WASHINGTON (AP) — Treasury Secretary Janet Yellen warned Tuesday of potential global economic damage from rising tensions in the Middle East and pledged that the U.S. and its allies won't hesitate to use their sanctions powers to address Iran's "malign and destabilizing activity” in the region.
She added: “From this weekend’s attack to the Houthi attacks in the Red Sea, Iran’s actions threaten the region’s stability and could cause economic spillovers.”
Iran's missile attack on Israel early Sunday came in response to what it says was an Israeli strike on Iran's consulate in Syria earlier this month. Israel’s military chief said Monday that his country will respond to the attack, while world leaders caution against retaliation, trying to avoid a spiral of violence.
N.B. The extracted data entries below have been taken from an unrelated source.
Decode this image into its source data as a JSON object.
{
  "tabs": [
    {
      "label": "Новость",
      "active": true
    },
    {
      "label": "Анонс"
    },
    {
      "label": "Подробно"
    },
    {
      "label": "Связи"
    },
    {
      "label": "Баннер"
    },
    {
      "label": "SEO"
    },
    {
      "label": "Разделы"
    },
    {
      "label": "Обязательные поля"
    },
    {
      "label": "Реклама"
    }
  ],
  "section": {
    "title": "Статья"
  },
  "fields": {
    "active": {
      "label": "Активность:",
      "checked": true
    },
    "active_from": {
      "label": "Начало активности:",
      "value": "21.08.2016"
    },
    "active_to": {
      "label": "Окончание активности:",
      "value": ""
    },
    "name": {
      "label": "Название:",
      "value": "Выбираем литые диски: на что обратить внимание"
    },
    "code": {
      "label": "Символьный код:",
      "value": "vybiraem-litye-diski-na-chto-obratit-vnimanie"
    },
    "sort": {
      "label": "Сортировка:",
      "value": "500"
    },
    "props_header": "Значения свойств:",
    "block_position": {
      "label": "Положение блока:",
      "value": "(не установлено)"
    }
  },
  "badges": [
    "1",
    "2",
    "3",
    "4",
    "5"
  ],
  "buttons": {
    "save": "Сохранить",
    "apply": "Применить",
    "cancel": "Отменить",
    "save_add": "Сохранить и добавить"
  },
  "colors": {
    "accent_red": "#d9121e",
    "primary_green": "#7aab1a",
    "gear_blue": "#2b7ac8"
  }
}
As the IMF and its fellow lending agency, the World Bank, hold their spring meetings this week, high on the agenda are the fast-rising tensions between Iran and Israel and what escalation could spell for the global economy.
Israel and Iran have been on a collision course throughout Israel’s six-month war against Hamas militants in Gaza. The war erupted after two militant groups backed by Iran led an attack on Oct. 7 that killed 1,200 people in Israel and kidnapped 250 others. An Israeli offensive in Gaza has caused widespread devastation and killed over 33,000 people, according to local health officials.
“We’ve targeted over 500 individuals and entities connected to terrorism and terrorist financing by the Iranian regime and its proxies since the start of the Administration," Yellen said, citing sanctions against Iran’s drone and missile programs, militant groups Hamas, the Houthis, Hezbollah, and other Iraqi militia groups.
“Treasury will not hesitate to work with our allies to use our sanctions authority to continue disrupting the Iranian regime’s malign and destabilizing activity,” she said. “I fully expect we will take additional sanctions actions against Iran in the coming days."
The annual gathering will take place as other ongoing conflicts, including Russia's invasion of Ukraine, threaten global financial stability.
Yellen in February offered her strongest public support yet for the idea of liquidating roughly $300 billion in frozen Russian Central Bank assets and using them for Ukraine’s long-term reconstruction.
She said Tuesday that the U.S. is “continuing to work with our international partners to unlock the economic value of immobilized Russian sovereign assets and ensure that Russia pays for the damage it has caused.” Yellen added that she will meet with Group of Seven finance leaders Wednesday to continue discussions on the topic and will look at “a series of possibilities, ranging from actually seizing the assets to using them as collateral.”
Another major issue for this year's meetings on the U.S. side, Yellen said, will be ongoing conversations about Chinese industrial policy that poses a threat to U.S. jobs and the global economy. She traveled to Guangzhou and Beijing earlier this month, to hold “difficult conversations” with counterparts over what she describes as China's overcapacity in its wave of low-priced Chinese green tech exports that could overwhelm factories in the U.S. and make it impossible to compete.
Yellen said she plans to meet later this week with her Chinese counterparts for a fourth meeting of the U.S.-China Economic and Financial Working Groups, "to share information, identify potential areas of cooperation, and, when we disagree, frankly communicate concerns.”
U.S. Treasury and China’s Ministry of Finance launched the economic working groups in an effort to ease tensions and deepen ties between the nations.